In the past, research utilizing anti-Fel d 1 IgY relied on the eggs of inoculated chickens. These studies found that this specific IgY could reduce active Fel d 1 levels, both in vitro and in vivo (Satyaraj et al., 2019a; Satyaraj et al., 2019b; Satyaraj et al., 2021). While past research has provided evidence treatment methods that reduce the need for treatments such as immunotherapy injections in humans or frequently bathing cats, the chickens used to produce the anti-Fel d 1 IgY must be injected or inoculated with Fel d 1. Also, the chickens are often kept in controlled environments, and it is recommended to use a cage unit (Schade et al., 2005).
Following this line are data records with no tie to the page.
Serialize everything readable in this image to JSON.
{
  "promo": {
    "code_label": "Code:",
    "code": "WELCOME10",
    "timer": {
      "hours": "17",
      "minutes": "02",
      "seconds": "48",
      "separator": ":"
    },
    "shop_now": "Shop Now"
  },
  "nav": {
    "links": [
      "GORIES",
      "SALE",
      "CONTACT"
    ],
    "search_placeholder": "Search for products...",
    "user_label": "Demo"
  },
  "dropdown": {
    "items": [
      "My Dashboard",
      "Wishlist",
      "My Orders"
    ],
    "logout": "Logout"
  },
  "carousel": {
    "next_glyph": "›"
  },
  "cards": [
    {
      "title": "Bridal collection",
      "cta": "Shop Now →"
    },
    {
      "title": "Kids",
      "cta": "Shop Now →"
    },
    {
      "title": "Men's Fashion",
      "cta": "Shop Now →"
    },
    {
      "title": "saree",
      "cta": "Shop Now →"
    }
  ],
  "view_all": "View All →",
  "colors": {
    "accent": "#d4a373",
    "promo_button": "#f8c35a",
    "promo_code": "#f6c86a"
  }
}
This study aimed to eliminate testing on live subjects or changing the behaviors of cats, chickens, or humans. It also aimed to address the comfort and needs of all species involved. While it failed to provide evidence of the production of anti-Fel d 1 IgY without inoculation in chickens naturally exposed to cats, the data collected can still be useful in future studies or expansions of this study.

Implications and Applications

The results found and data collected in this study can be applied to future studies or inspire future research in a similar direction. Further studies may adapt these methods to support hypotheses that also aim to create cat allergy solutions that do not interfere with the lives of any species involved. Moreover, future results may support the evidence displayed in this study to demonstrate that chickens cannot produce significant levels of anti-Fel d 1 IgY without inoculation in a controlled environment.

Future Research

It would be ideal for this study to be repeated more than once, but material limitations restricted the number of tests that could be run and the amount of samples that could be examined (Appendix A). A future extension would include introducing larger sample sizes and diluting the initial Fel d 1 samples by a greater amount in order to not exceed the standard curve values.

In the future, similar studies can be conducted using higher amounts of IgY to Fel d 1 on a larger sample size. In addition, Fel d 1 baseline levels can be determined prior to treating the samples with IgY in order to determine the ideal dilution ratios. Due to the equipment required, it may be unrealistic to produce and use specific IgY from chickens like the ones used in this study. Therefore, future studies examining the impact of cat exposure in a controlled environment may be pertinent to investigate. Using this method, inoculation could still potentially be avoided, but higher concentrations of anti-Fel d 1 may be produced. Finally, the effects of eating unpurified eggs containing anti-Fel d 1 IgY using chickens inoculated with Fel d 1 could also be examined. In a study aiming to research this, the cats or humans would eat the egg yolks of these inoculated chickens in an attempt to decrease active Fel d 1 levels or allergic responses.

Conclusions and Takeaways

While it did not have results in support of the original hypothesis, the study did aim to address the objective. Using a small sample of eggs from chicken groups exposed to cats and cat hair samples, IgY was purified and Fel d 1 was extracted. After using an ELISA to quantify active Fel d 1 levels with and without IgY treatment, the data was statistically analyzed. The data from two cats were omitted from analysis as their optical densities exceeded those that could be determined using the ELISA standard curve. The results determined that levels of anti-Fel d 1 IgY significant enough to reduce active Fel d 1 cannot be produced by chickens naturally exposed to cats, though future iterations of this test may provide more conclusive results. A need remains for a comprehensive and completely effective solution to the global problem of cat allergies that is ethical and safe for all species involved.